The five cardinal virtues of the Chinese are (1) 仁 humanity or benevolence; (2) 義 uprightness of mind; (3) 禮 self-respect, self-control, or “proper feeling;” (4) 智 wisdom; (5) 信 sincerity or good faith. Here 智 and 信 are put before 仁, and the two military virtues of “courage” and “strictness” substituted for 義 and 禮.
10. By Method and discipline are to be understood the marshalling of the army in its proper subdivisions, the graduations of rank among the officers, the maintenance of roads by which supplies may reach the army, and the control of military expenditure.
The Chinese of this sentence is so concise as to be practically unintelligible without commentary. I have followed the interpretation of Ts‘ao Kung, who joins 曲制 and again 主用. Others take each of the six predicates separately. 曲 has the somewhat uncommon sense of “cohort” or division of an army. Capt. Calthrop translates: “Partition and ordering of troops,” which only covers 曲制.
11. These five heads should be familiar to every general: he who knows them will be victorious; he who knows them not will fail.

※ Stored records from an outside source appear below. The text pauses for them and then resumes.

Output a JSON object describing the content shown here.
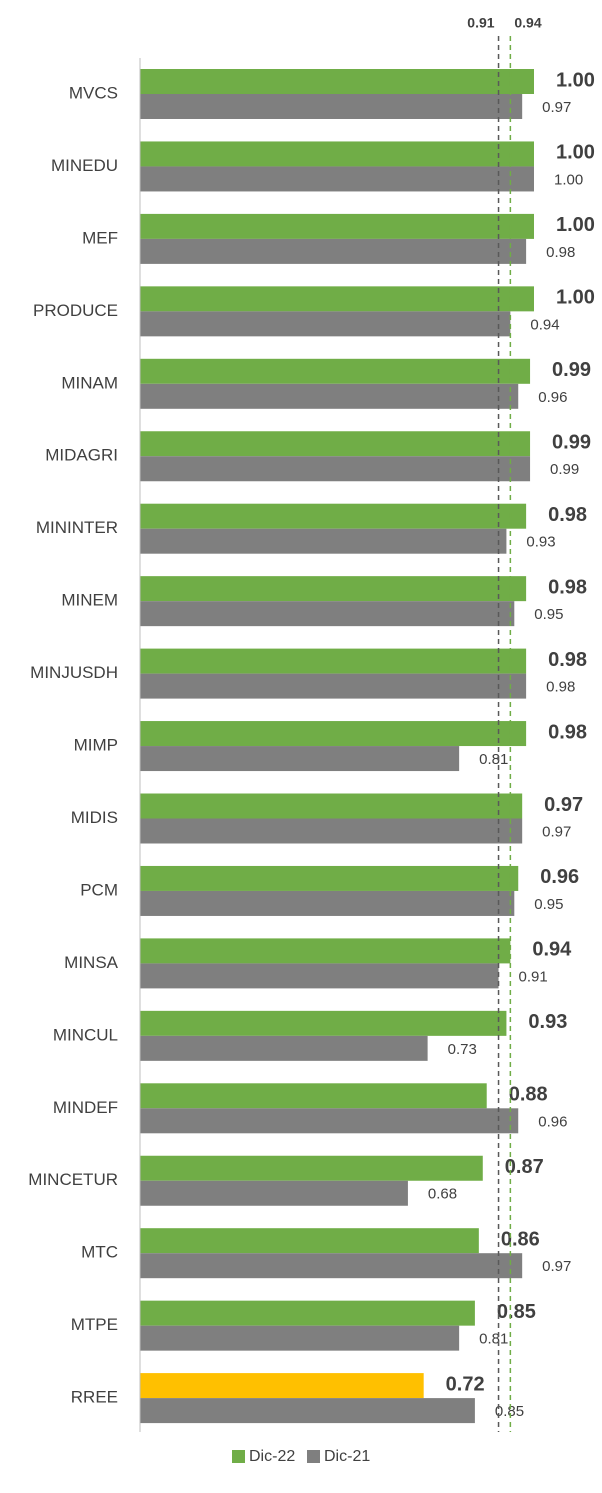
{
  "chart_data": {
    "type": "hbar",
    "categories": [
      "MVCS",
      "MINEDU",
      "MEF",
      "PRODUCE",
      "MINAM",
      "MIDAGRI",
      "MININTER",
      "MINEM",
      "MINJUSDH",
      "MIMP",
      "MIDIS",
      "PCM",
      "MINSA",
      "MINCUL",
      "MINDEF",
      "MINCETUR",
      "MTC",
      "MTPE",
      "RREE"
    ],
    "series": [
      {
        "name": "Dic-22",
        "color": "#70ad47",
        "colors": [
          "#70ad47",
          "#70ad47",
          "#70ad47",
          "#70ad47",
          "#70ad47",
          "#70ad47",
          "#70ad47",
          "#70ad47",
          "#70ad47",
          "#70ad47",
          "#70ad47",
          "#70ad47",
          "#70ad47",
          "#70ad47",
          "#70ad47",
          "#70ad47",
          "#70ad47",
          "#70ad47",
          "#ffc000"
        ],
        "values": [
          1.0,
          1.0,
          1.0,
          1.0,
          0.99,
          0.99,
          0.98,
          0.98,
          0.98,
          0.98,
          0.97,
          0.96,
          0.94,
          0.93,
          0.88,
          0.87,
          0.86,
          0.85,
          0.72
        ],
        "value_labels": [
          "1.00",
          "1.00",
          "1.00",
          "1.00",
          "0.99",
          "0.99",
          "0.98",
          "0.98",
          "0.98",
          "0.98",
          "0.97",
          "0.96",
          "0.94",
          "0.93",
          "0.88",
          "0.87",
          "0.86",
          "0.85",
          "0.72"
        ]
      },
      {
        "name": "Dic-21",
        "color": "#7f7f7f",
        "values": [
          0.97,
          1.0,
          0.98,
          0.94,
          0.96,
          0.99,
          0.93,
          0.95,
          0.98,
          0.81,
          0.97,
          0.95,
          0.91,
          0.73,
          0.96,
          0.68,
          0.97,
          0.81,
          0.85
        ],
        "value_labels": [
          "0.97",
          "1.00",
          "0.98",
          "0.94",
          "0.96",
          "0.99",
          "0.93",
          "0.95",
          "0.98",
          "0.81",
          "0.97",
          "0.95",
          "0.91",
          "0.73",
          "0.96",
          "0.68",
          "0.97",
          "0.81",
          "0.85"
        ]
      }
    ],
    "reference_lines": [
      {
        "value": 0.91,
        "color": "#595959"
      },
      {
        "value": 0.94,
        "color": "#70ad47"
      }
    ],
    "xlim": [
      0,
      1.1
    ],
    "legend": "bottom"
  }
}
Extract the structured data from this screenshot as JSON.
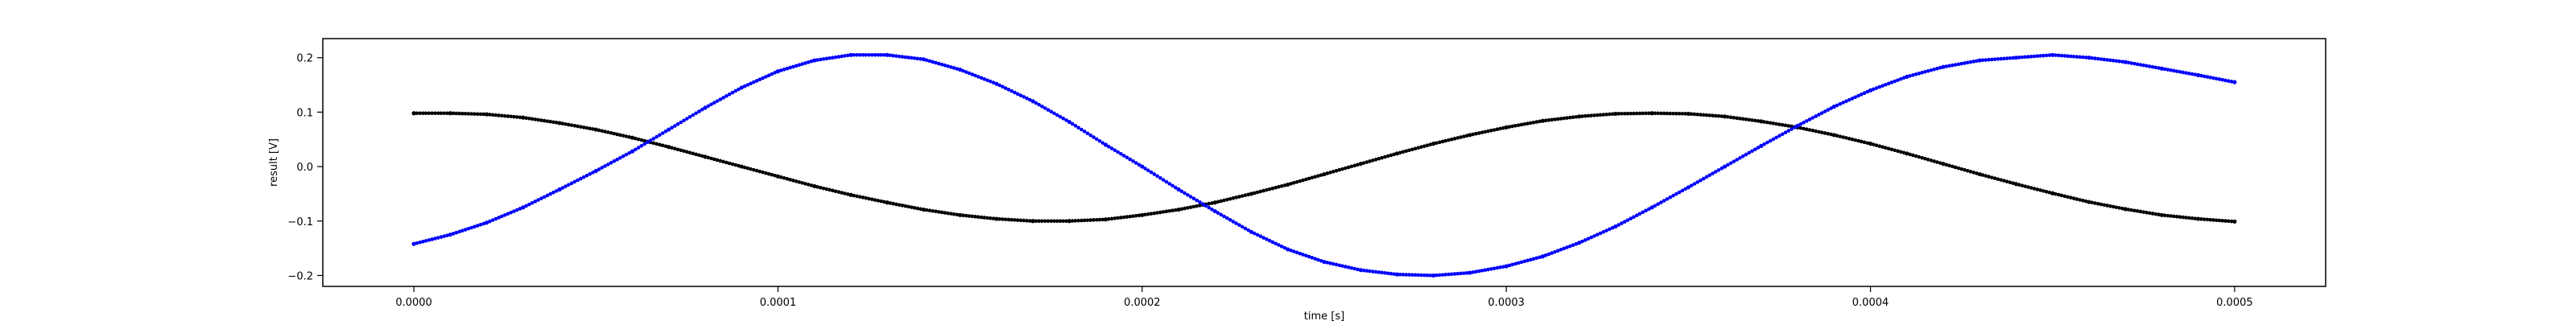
{
  "chart_data": {
    "type": "scatter",
    "title": "",
    "xlabel": "time [s]",
    "ylabel": "result [V]",
    "xlim": [
      -2.5e-05,
      0.000525
    ],
    "ylim": [
      -0.22,
      0.235
    ],
    "grid": false,
    "legend": "none",
    "x_ticks": [
      0.0,
      0.0001,
      0.0002,
      0.0003,
      0.0004,
      0.0005
    ],
    "x_tick_labels": [
      "0.0000",
      "0.0001",
      "0.0002",
      "0.0003",
      "0.0004",
      "0.0005"
    ],
    "y_ticks": [
      -0.2,
      -0.1,
      0.0,
      0.1,
      0.2
    ],
    "y_tick_labels": [
      "−0.2",
      "−0.1",
      "0.0",
      "0.1",
      "0.2"
    ],
    "series": [
      {
        "color": "#000000",
        "marker": "dot",
        "x": [
          0.0,
          1e-05,
          2e-05,
          3e-05,
          4e-05,
          5e-05,
          6e-05,
          7e-05,
          8e-05,
          9e-05,
          0.0001,
          0.00011,
          0.00012,
          0.00013,
          0.00014,
          0.00015,
          0.00016,
          0.00017,
          0.00018,
          0.00019,
          0.0002,
          0.00021,
          0.00022,
          0.00023,
          0.00024,
          0.00025,
          0.00026,
          0.00027,
          0.00028,
          0.00029,
          0.0003,
          0.00031,
          0.00032,
          0.00033,
          0.00034,
          0.00035,
          0.00036,
          0.00037,
          0.00038,
          0.00039,
          0.0004,
          0.00041,
          0.00042,
          0.00043,
          0.00044,
          0.00045,
          0.00046,
          0.00047,
          0.00048,
          0.00049,
          0.0005
        ],
        "y": [
          0.098,
          0.098,
          0.096,
          0.09,
          0.08,
          0.068,
          0.053,
          0.036,
          0.018,
          0.0,
          -0.018,
          -0.036,
          -0.052,
          -0.066,
          -0.079,
          -0.089,
          -0.096,
          -0.1,
          -0.1,
          -0.097,
          -0.089,
          -0.079,
          -0.066,
          -0.05,
          -0.033,
          -0.014,
          0.005,
          0.024,
          0.042,
          0.058,
          0.072,
          0.084,
          0.092,
          0.097,
          0.098,
          0.097,
          0.092,
          0.083,
          0.072,
          0.058,
          0.042,
          0.024,
          0.005,
          -0.014,
          -0.032,
          -0.049,
          -0.065,
          -0.078,
          -0.089,
          -0.096,
          -0.101
        ]
      },
      {
        "color": "#0000ff",
        "marker": "dot",
        "x": [
          0.0,
          1e-05,
          2e-05,
          3e-05,
          4e-05,
          5e-05,
          6e-05,
          7e-05,
          8e-05,
          9e-05,
          0.0001,
          0.00011,
          0.00012,
          0.00013,
          0.00014,
          0.00015,
          0.00016,
          0.00017,
          0.00018,
          0.00019,
          0.0002,
          0.00021,
          0.00022,
          0.00023,
          0.00024,
          0.00025,
          0.00026,
          0.00027,
          0.00028,
          0.00029,
          0.0003,
          0.00031,
          0.00032,
          0.00033,
          0.00034,
          0.00035,
          0.00036,
          0.00037,
          0.00038,
          0.00039,
          0.0004,
          0.00041,
          0.00042,
          0.00043,
          0.00044,
          0.00045,
          0.00046,
          0.00047,
          0.00048,
          0.00049,
          0.0005
        ],
        "y": [
          -0.142,
          -0.125,
          -0.103,
          -0.075,
          -0.042,
          -0.008,
          0.028,
          0.068,
          0.108,
          0.145,
          0.175,
          0.195,
          0.205,
          0.205,
          0.197,
          0.178,
          0.152,
          0.12,
          0.082,
          0.04,
          0.0,
          -0.042,
          -0.082,
          -0.12,
          -0.152,
          -0.175,
          -0.19,
          -0.198,
          -0.2,
          -0.195,
          -0.183,
          -0.165,
          -0.14,
          -0.11,
          -0.075,
          -0.038,
          0.0,
          0.038,
          0.075,
          0.11,
          0.14,
          0.165,
          0.183,
          0.195,
          0.2,
          0.205,
          0.2,
          0.192,
          0.18,
          0.168,
          0.155
        ]
      }
    ]
  }
}
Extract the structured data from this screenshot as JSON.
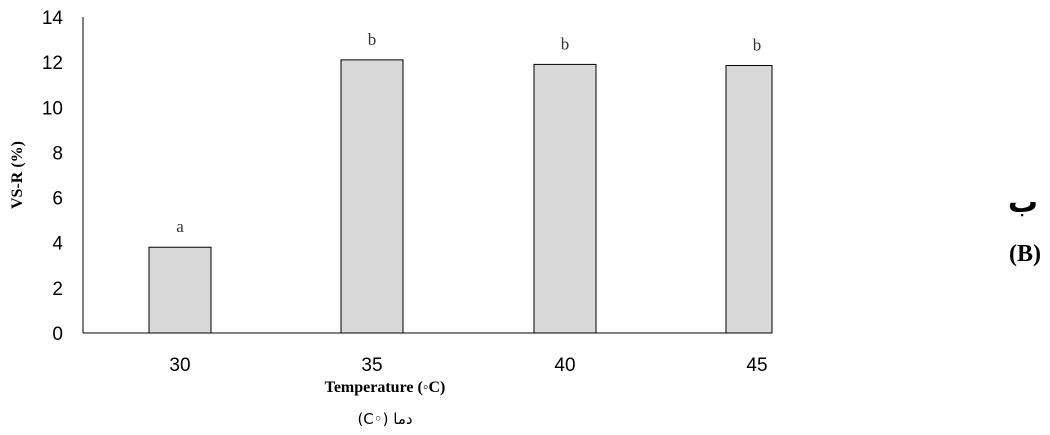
{
  "chart_data": {
    "type": "bar",
    "categories": [
      "30",
      "35",
      "40",
      "45"
    ],
    "values": [
      3.8,
      12.1,
      11.9,
      11.85
    ],
    "significance_letters": [
      "a",
      "b",
      "b",
      "b"
    ],
    "title": "",
    "xlabel": "Temperature (◦C)",
    "xlabel_fa": "دما (◦C)",
    "ylabel": "VS-R (%)",
    "ylim": [
      0,
      14
    ],
    "yticks": [
      0,
      2,
      4,
      6,
      8,
      10,
      12,
      14
    ],
    "grid": false,
    "bar_color": "#d9d9d9",
    "bar_edge_color": "#000000"
  },
  "panel": {
    "letter_fa": "ب",
    "label": "(B)"
  }
}
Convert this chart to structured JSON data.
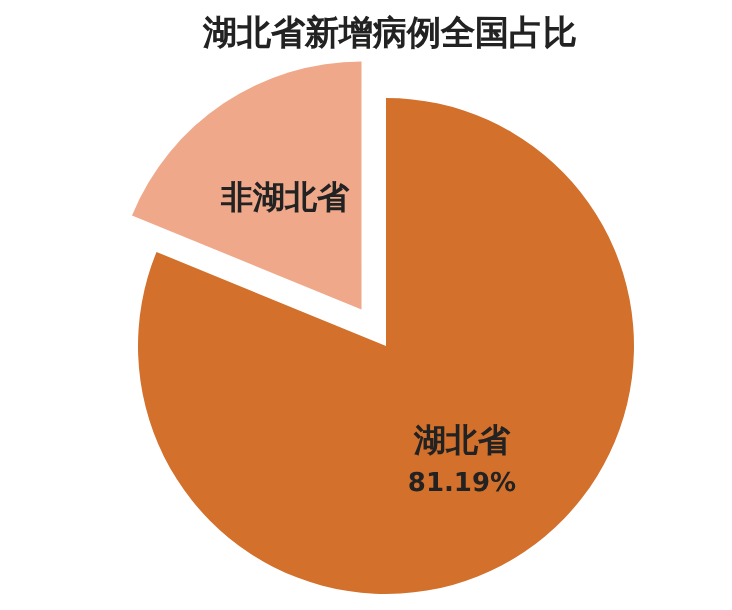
{
  "chart_data": {
    "type": "pie",
    "title": "湖北省新增病例全国占比",
    "categories": [
      "湖北省",
      "非湖北省"
    ],
    "values": [
      81.19,
      18.81
    ],
    "colors": [
      "#d2702c",
      "#f0a88a"
    ],
    "value_labels": [
      "81.19%",
      null
    ]
  }
}
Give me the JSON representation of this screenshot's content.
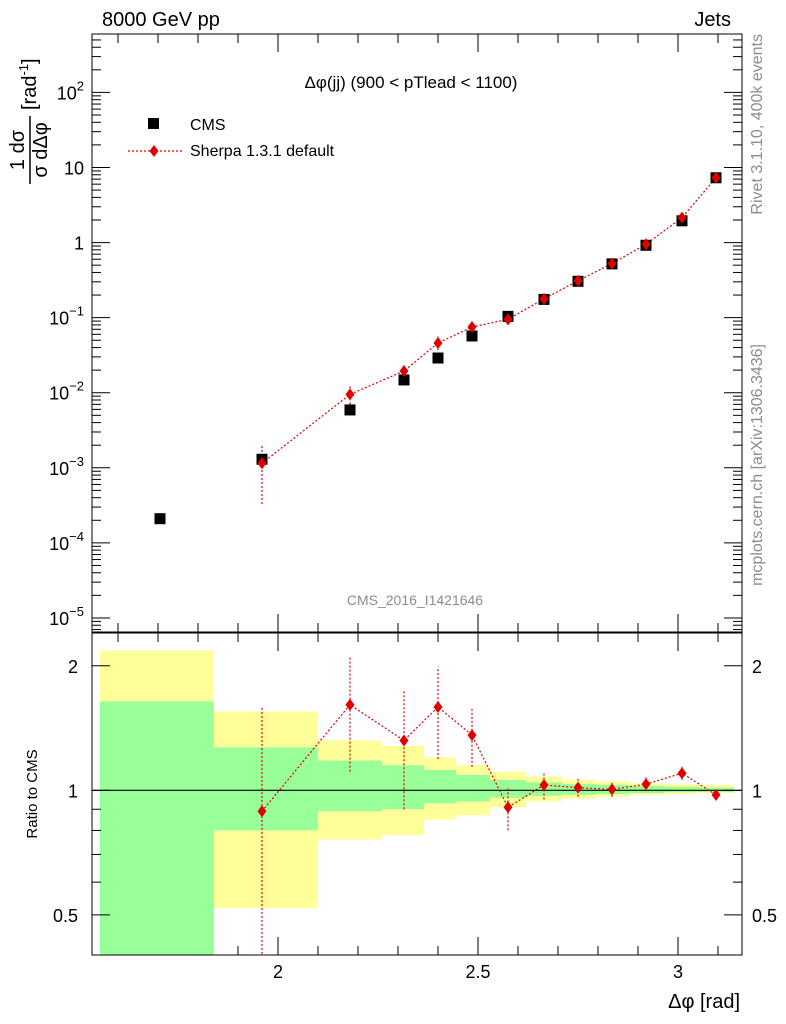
{
  "header": {
    "left": "8000 GeV pp",
    "right": "Jets"
  },
  "side_labels": {
    "rivet": "Rivet 3.1.10,  400k events",
    "mcplots": "mcplots.cern.ch [arXiv:1306.3436]"
  },
  "watermark": "CMS_2016_I1421646",
  "colors": {
    "data": "#000000",
    "mc": "#e00000",
    "band_inner": "#99ff99",
    "band_outer": "#ffff99"
  },
  "chart_data": [
    {
      "type": "scatter",
      "title": "Δφ(jj) (900 < pTlead <  1100)",
      "ylabel_frac_num": "1 dσ",
      "ylabel_frac_den": "σ dΔφ",
      "ylabel_unit": "[rad",
      "ylabel_unit_sup": "-1",
      "ylabel_unit_close": "]",
      "yscale": "log",
      "ylim": [
        6.5e-06,
        600
      ],
      "xlim": [
        1.535,
        3.16
      ],
      "ytick_labels": [
        {
          "value": 1e-05,
          "base": "10",
          "exp": "−5"
        },
        {
          "value": 0.0001,
          "base": "10",
          "exp": "−4"
        },
        {
          "value": 0.001,
          "base": "10",
          "exp": "−3"
        },
        {
          "value": 0.01,
          "base": "10",
          "exp": "−2"
        },
        {
          "value": 0.1,
          "base": "10",
          "exp": "−1"
        },
        {
          "value": 1,
          "base": "1",
          "exp": ""
        },
        {
          "value": 10,
          "base": "10",
          "exp": ""
        },
        {
          "value": 100,
          "base": "10",
          "exp": "2"
        }
      ],
      "legend": {
        "placement": "top-left",
        "entries": [
          "CMS",
          "Sherpa 1.3.1 default"
        ]
      },
      "series": [
        {
          "name": "CMS",
          "marker": "square",
          "x": [
            1.705,
            1.96,
            2.18,
            2.315,
            2.4,
            2.485,
            2.575,
            2.665,
            2.75,
            2.835,
            2.92,
            3.01,
            3.095
          ],
          "y": [
            0.00021,
            0.0013,
            0.0059,
            0.0148,
            0.029,
            0.057,
            0.104,
            0.175,
            0.305,
            0.52,
            0.92,
            1.95,
            7.3
          ]
        },
        {
          "name": "Sherpa 1.3.1 default",
          "marker": "diamond",
          "x": [
            1.96,
            2.18,
            2.315,
            2.4,
            2.485,
            2.575,
            2.665,
            2.75,
            2.835,
            2.92,
            3.01,
            3.095
          ],
          "y": [
            0.00115,
            0.0095,
            0.0195,
            0.046,
            0.075,
            0.095,
            0.178,
            0.31,
            0.525,
            0.95,
            2.15,
            7.3
          ],
          "yerr_low": [
            0.00082,
            0.0025,
            0.0045,
            0.009,
            0.011,
            0.012,
            0.016,
            0.02,
            0.03,
            0.05,
            0.12,
            0.35
          ],
          "yerr_high": [
            0.0009,
            0.0028,
            0.005,
            0.01,
            0.012,
            0.013,
            0.017,
            0.022,
            0.032,
            0.05,
            0.12,
            0.35
          ]
        }
      ]
    },
    {
      "type": "scatter",
      "ylabel": "Ratio to CMS",
      "xlabel": "Δφ [rad]",
      "yscale": "log",
      "ylim": [
        0.4,
        2.4
      ],
      "xlim": [
        1.535,
        3.16
      ],
      "xticks": [
        2,
        2.5,
        3
      ],
      "xtick_labels": [
        "2",
        "2.5",
        "3"
      ],
      "yticks": [
        0.5,
        1,
        2
      ],
      "ytick_labels": [
        "0.5",
        "1",
        "2"
      ],
      "reference_line": 1,
      "bands": {
        "edges": [
          1.555,
          1.84,
          2.1,
          2.26,
          2.365,
          2.445,
          2.53,
          2.62,
          2.71,
          2.795,
          2.88,
          2.965,
          3.055,
          3.14
        ],
        "outer_low": [
          0.3,
          0.52,
          0.76,
          0.78,
          0.85,
          0.87,
          0.91,
          0.94,
          0.955,
          0.965,
          0.975,
          0.98,
          0.985
        ],
        "outer_high": [
          2.18,
          1.55,
          1.32,
          1.28,
          1.2,
          1.15,
          1.11,
          1.08,
          1.06,
          1.05,
          1.04,
          1.035,
          1.03
        ],
        "inner_low": [
          0.3,
          0.8,
          0.89,
          0.9,
          0.93,
          0.94,
          0.96,
          0.97,
          0.975,
          0.98,
          0.985,
          0.99,
          0.99
        ],
        "inner_high": [
          1.64,
          1.27,
          1.18,
          1.15,
          1.12,
          1.09,
          1.06,
          1.045,
          1.035,
          1.03,
          1.025,
          1.02,
          1.015
        ]
      },
      "series": [
        {
          "name": "Sherpa 1.3.1 default",
          "marker": "diamond",
          "x": [
            1.96,
            2.18,
            2.315,
            2.4,
            2.485,
            2.575,
            2.665,
            2.75,
            2.835,
            2.92,
            3.01,
            3.095
          ],
          "y": [
            0.89,
            1.61,
            1.32,
            1.59,
            1.36,
            0.91,
            1.03,
            1.015,
            1.005,
            1.035,
            1.1,
            0.975
          ],
          "yerr_low": [
            0.6,
            0.5,
            0.42,
            0.4,
            0.22,
            0.11,
            0.08,
            0.05,
            0.04,
            0.04,
            0.04,
            0.03
          ],
          "yerr_high": [
            0.7,
            0.5,
            0.42,
            0.4,
            0.22,
            0.11,
            0.08,
            0.05,
            0.04,
            0.04,
            0.04,
            0.03
          ]
        }
      ]
    }
  ]
}
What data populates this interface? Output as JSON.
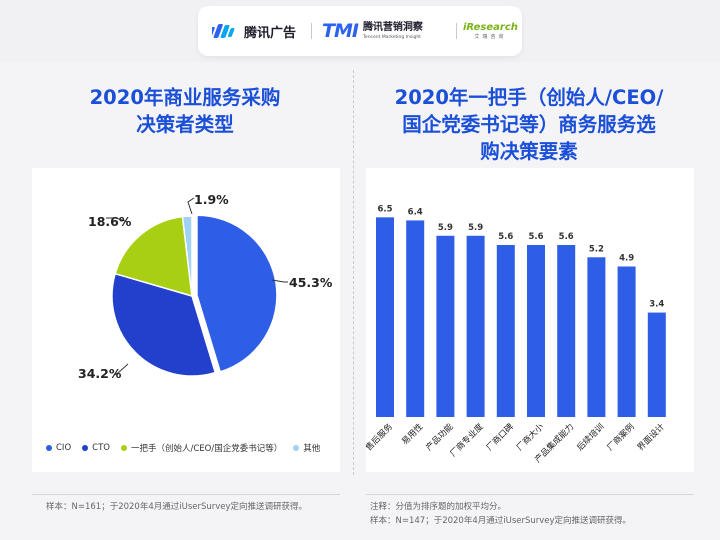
{
  "header": {
    "logos": [
      "腾讯广告",
      "TMI",
      "腾讯营销洞察",
      "Tencent Marketing Insight",
      "iResearch",
      "艾瑞咨询"
    ]
  },
  "left_panel": {
    "title_line1": "2020年商业服务采购",
    "title_line2": "决策者类型",
    "note": "样本：N=161；于2020年4月通过iUserSurvey定向推送调研获得。"
  },
  "right_panel": {
    "title_line1": "2020年一把手（创始人/CEO/",
    "title_line2": "国企党委书记等）商务服务选",
    "title_line3": "购决策要素",
    "note_line1": "注释：分值为排序题的加权平均分。",
    "note_line2": "样本：N=147；于2020年4月通过iUserSurvey定向推送调研获得。"
  },
  "chart_data": [
    {
      "type": "pie",
      "title": "2020年商业服务采购决策者类型",
      "categories": [
        "CIO",
        "CTO",
        "一把手（创始人/CEO/国企党委书记等）",
        "其他"
      ],
      "values": [
        45.3,
        34.2,
        18.6,
        1.9
      ],
      "labels": [
        "45.3%",
        "34.2%",
        "18.6%",
        "1.9%"
      ],
      "colors": [
        "#2e5de6",
        "#2240cc",
        "#a9cf14",
        "#9fd2f4"
      ],
      "legend_position": "bottom-left"
    },
    {
      "type": "bar",
      "title": "2020年一把手（创始人/CEO/国企党委书记等）商务服务选购决策要素",
      "categories": [
        "售后服务",
        "易用性",
        "产品功能",
        "厂商专业度",
        "厂商口碑",
        "厂商大小",
        "产品集成能力",
        "后续培训",
        "厂商案例",
        "界面设计"
      ],
      "values": [
        6.5,
        6.4,
        5.9,
        5.9,
        5.6,
        5.6,
        5.6,
        5.2,
        4.9,
        3.4
      ],
      "value_labels": [
        "6.5",
        "6.4",
        "5.9",
        "5.9",
        "5.6",
        "5.6",
        "5.6",
        "5.2",
        "4.9",
        "3.4"
      ],
      "color": "#2e5de6",
      "ylim": [
        0,
        7
      ],
      "grid": false
    }
  ]
}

12. Therefore, in your deliberations, when seeking to determine the military conditions, let them be made the basis of a comparison, in this wise:—
The Yü Lan has an interpolated 五 before 計. It is obvious, however, that the 五者 just enumerated cannot be described as 計. Capt. Calthrop, forced to give some rendering of the words which he had omitted in § 3, shows himself decidedly hazy: “Further, with regard to these and the following seven matters, the condition of the enemy must be compared with our own.” He does not appear to see that the seven queries or considerations which follow arise directly out of the Five heads, instead of being supplementary to them.